Mientras el gobierno estuvo de brazos y decretos caídos, los precios bajaron, la balanza de pagos se equilibró e incluso se redujo el copioso número de huelgas típico de la época. Los más nostálgicos sostienen que hasta los conductores portugueses se comportaron con menos temeridad de la que generalmente se les atribuye, en aquellos días felices.

Más recientemente, Bélgica batió récords de ausencia de poder ejecutivo al acumular 541 días seguidos sin gobierno. Lejos de producirse desastre o quiebra alguna, los trenes siguieron saliendo a su hora, los aviones despegaron como de costumbre y la vida en general mantuvo su curso en el feliz reino de los belgas. Mejor aún que eso, la carencia de un Ejecutivo que pudiese ejecutar permitió a Bélgica esquivar los recortes ordenados por la UE (con sede en Bruselas, por cierto) y mantener además un notable grado de crecimiento en plena crisis.

Más cercano aún está el ejemplo de España. El confuso resultado de las elecciones de diciembre de 2015 determinó que el gobierno presidido entonces por Rajoy estuviese diez meses en situación de barbecho. Casualidad o no, al cabo de ese largo período de interinidad -y sólo aparente desgobierno- el paro experimentó una reducción histórica y la economía creció a un ritmo de lo más vigoroso.

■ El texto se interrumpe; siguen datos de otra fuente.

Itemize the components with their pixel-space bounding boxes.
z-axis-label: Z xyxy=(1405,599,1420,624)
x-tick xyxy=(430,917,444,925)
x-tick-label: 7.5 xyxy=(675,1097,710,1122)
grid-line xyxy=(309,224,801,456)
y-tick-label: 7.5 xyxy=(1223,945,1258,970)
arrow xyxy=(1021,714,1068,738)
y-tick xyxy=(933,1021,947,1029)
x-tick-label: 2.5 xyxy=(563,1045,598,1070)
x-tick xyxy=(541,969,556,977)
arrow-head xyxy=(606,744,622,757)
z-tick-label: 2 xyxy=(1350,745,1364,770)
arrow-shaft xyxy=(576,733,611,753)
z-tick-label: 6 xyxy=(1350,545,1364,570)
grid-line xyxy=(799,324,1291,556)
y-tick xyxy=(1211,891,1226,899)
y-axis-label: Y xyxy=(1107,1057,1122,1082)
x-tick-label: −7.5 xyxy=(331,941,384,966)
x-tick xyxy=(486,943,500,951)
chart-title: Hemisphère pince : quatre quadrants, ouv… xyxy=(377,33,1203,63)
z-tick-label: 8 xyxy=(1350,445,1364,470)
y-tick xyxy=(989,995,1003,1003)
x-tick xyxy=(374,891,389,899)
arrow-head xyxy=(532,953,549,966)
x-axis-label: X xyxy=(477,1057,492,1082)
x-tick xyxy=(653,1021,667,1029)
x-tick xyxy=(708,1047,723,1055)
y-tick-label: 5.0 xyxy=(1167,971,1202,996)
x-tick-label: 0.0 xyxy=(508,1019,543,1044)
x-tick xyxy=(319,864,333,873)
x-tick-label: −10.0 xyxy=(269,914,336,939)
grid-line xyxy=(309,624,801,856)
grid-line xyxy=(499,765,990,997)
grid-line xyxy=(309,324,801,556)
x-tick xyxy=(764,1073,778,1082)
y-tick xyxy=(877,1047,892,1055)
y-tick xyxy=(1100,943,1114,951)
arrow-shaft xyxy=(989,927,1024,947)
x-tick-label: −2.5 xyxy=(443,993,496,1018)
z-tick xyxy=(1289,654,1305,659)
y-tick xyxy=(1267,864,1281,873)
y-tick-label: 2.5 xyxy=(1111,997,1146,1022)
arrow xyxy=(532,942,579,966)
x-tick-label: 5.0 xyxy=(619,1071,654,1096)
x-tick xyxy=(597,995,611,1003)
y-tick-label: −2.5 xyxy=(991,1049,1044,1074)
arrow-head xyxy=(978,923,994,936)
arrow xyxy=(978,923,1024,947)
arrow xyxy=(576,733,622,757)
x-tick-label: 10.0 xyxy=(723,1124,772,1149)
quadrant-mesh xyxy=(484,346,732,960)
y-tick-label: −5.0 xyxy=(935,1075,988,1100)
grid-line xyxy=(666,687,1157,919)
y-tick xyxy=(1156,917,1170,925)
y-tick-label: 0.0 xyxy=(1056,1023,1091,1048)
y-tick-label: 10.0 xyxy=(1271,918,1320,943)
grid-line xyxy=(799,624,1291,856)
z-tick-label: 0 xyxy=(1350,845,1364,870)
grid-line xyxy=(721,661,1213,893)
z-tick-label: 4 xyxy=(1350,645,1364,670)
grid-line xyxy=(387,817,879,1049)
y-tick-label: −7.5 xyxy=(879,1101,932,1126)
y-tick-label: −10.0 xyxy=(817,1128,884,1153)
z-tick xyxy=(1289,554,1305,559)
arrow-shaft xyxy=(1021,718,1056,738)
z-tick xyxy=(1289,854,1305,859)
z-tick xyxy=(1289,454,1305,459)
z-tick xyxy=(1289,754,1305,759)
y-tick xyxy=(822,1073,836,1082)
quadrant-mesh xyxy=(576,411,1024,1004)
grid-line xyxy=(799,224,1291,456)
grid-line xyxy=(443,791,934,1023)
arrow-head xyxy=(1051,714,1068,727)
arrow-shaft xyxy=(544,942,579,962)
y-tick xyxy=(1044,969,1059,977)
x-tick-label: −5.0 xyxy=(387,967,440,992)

Tal vez sea mera coincidencia, pero estos y otros casos que podrían citarse sugieren que cualquier país funciona sin problemas con el piloto automático puesto. Nada más lógico, si se tiene en cuenta que el grueso de las partidas presupuestarias vienen prefijadas de antemano por la necesidad de atender a las pensiones, la deuda y la Seguridad Social. Poco papel juega ahí la ideología, circunstancia que acaso explique lo mucho que se parecen unos partidos a otros una vez que llegan al poder y se encuentran con la necesidad de hacer cuentas en vez de discursos.

Por eso sorprende que una simple mudanza en el gobierno haya mejorado -o empeorado, según quien lo mire- la anterior situación del país en cuestión de unas pocas semanas. Los milagros y/o las catástrofes requieren más tiempo.